Beyond these specialised legal tools, Kosloff acknowledged the importance of practice management systems, including time recording software and file management systems, though he noted these have become so fundamental that “I don’t even think about [them] as a legal tech tool.”

The Human Element Remains Irreplaceable

Despite his enthusiasm for legal technology, Kosloff was clear that technology enhances rather than replaces the human lawyer: “The thing that AI is not able to do, and I mean put this on my gravestone if it ever will be able to do it, it’s not able to be human.”

He emphasised that clients continue to value human qualities that technology cannot replicate:

  • Building trust and rapport
  • Managing client expectations
  • Providing responsive, empathetic service
  • Exercising judgment in complex situations
  • Being a trusted advisor who has the client’s best interests at heart

“I’m willing to say that the vast majority of people prefer organic human contact over AI contact,” Kosloff observed, highlighting why technical skills must complement rather than replace human abilities.

Preparing for Legal Tech Interviews

For law students and early-career professionals preparing for interviews, Kosloff suggested firms are increasingly likely to assess candidates’ familiarity with legal technology. Potential questions might include:

  • What is your experience with legal technology?
  • How competent are you in prompting AI systems?
  • Can you give an example of when you needed to compile or extract significant information in a short period, and how did you solve that problem?

He emphasised that interviewers will be interested in “how you have previously, in any situation whatsoever, whether that be in the academic environment or a summer job… been curious to see whether you could use these tools in practice to your benefit.”

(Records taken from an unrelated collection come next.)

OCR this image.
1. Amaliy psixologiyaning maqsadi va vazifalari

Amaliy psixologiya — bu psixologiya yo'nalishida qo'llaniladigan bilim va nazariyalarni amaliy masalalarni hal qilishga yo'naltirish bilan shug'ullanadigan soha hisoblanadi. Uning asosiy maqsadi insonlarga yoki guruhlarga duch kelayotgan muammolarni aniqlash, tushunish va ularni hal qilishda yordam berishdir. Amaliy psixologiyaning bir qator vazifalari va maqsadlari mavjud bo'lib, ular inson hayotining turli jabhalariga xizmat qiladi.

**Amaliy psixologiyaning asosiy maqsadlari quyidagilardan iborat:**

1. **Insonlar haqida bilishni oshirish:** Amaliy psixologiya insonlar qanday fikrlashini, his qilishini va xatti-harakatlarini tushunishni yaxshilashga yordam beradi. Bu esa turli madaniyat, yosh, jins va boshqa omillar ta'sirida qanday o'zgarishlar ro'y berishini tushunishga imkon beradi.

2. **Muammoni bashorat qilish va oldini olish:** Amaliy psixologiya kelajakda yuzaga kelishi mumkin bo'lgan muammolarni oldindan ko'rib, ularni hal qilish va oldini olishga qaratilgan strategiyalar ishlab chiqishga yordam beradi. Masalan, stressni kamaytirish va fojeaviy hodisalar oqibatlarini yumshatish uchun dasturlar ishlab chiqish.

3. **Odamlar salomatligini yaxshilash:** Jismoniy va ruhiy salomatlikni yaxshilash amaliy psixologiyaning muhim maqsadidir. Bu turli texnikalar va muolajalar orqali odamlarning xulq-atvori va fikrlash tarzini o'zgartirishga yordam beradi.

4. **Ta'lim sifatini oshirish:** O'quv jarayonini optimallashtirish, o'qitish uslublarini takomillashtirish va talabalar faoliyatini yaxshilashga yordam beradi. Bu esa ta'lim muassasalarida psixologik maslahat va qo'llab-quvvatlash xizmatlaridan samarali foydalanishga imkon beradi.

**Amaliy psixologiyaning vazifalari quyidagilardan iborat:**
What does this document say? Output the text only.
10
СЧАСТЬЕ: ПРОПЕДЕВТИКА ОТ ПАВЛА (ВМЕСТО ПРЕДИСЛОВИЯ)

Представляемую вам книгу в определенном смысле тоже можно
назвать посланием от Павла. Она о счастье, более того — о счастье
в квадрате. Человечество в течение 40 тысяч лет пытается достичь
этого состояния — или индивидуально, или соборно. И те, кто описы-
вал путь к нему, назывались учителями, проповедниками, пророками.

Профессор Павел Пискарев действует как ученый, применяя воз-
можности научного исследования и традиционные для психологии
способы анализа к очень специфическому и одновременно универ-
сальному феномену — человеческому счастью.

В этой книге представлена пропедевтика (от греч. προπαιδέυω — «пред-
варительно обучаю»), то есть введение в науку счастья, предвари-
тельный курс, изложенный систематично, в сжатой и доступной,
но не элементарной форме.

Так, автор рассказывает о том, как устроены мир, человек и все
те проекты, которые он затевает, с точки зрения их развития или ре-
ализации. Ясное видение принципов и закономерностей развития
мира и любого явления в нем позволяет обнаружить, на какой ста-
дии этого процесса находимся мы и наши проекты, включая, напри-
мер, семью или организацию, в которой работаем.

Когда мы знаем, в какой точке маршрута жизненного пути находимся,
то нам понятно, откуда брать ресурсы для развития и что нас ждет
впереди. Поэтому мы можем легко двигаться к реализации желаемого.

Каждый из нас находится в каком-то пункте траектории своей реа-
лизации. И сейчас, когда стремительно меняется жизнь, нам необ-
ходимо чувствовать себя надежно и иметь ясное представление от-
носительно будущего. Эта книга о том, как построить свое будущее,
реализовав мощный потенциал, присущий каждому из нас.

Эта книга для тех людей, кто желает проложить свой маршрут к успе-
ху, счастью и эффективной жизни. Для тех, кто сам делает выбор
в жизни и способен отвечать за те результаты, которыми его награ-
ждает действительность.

Is Coding Still Relevant for Lawyers?

When asked whether coding skills remain important for lawyers—a topic that generated significant interest in legal education a few years ago—Kosloff expressed skepticism about their practical value in private practice.

“I personally am on the boat that says keep the lawyers and the coders separate,” he explained. “I haven’t seen an instance where certainly in private practice, in my line of work, coding is something that a client would pay a lawyer to do.” He questioned the value proposition: “Why would a client want to pay a lawyer to code where they could probably get a more cost-efficient service from an actual coder with much better skills?”

This perspective suggests that while understanding technology is increasingly important, lawyers should focus on developing skills that complement rather than duplicate technological capabilities.

The Evolving Role of the Lawyer

Looking to the future, Kosloff predicted continued acceleration in the digitalisation of legal practice “in ways that we cannot comprehend yet.” However, he remained optimistic about the future role of human lawyers: “The job of a lawyer is not going anywhere.”

As legal technology advances, lawyers who can effectively balance technological competence with uniquely human skills will be best positioned to thrive. Kosloff’s insights suggest that successful lawyers will be those who embrace technology as a tool that enhances their practice while continuing to develop the interpersonal and analytical skills that clients most value.

For law students and early-career professionals, this means developing a dual focus: building sufficient technological literacy to leverage emerging tools effectively while honing the human skills that will continue to differentiate lawyers in an increasingly automated world.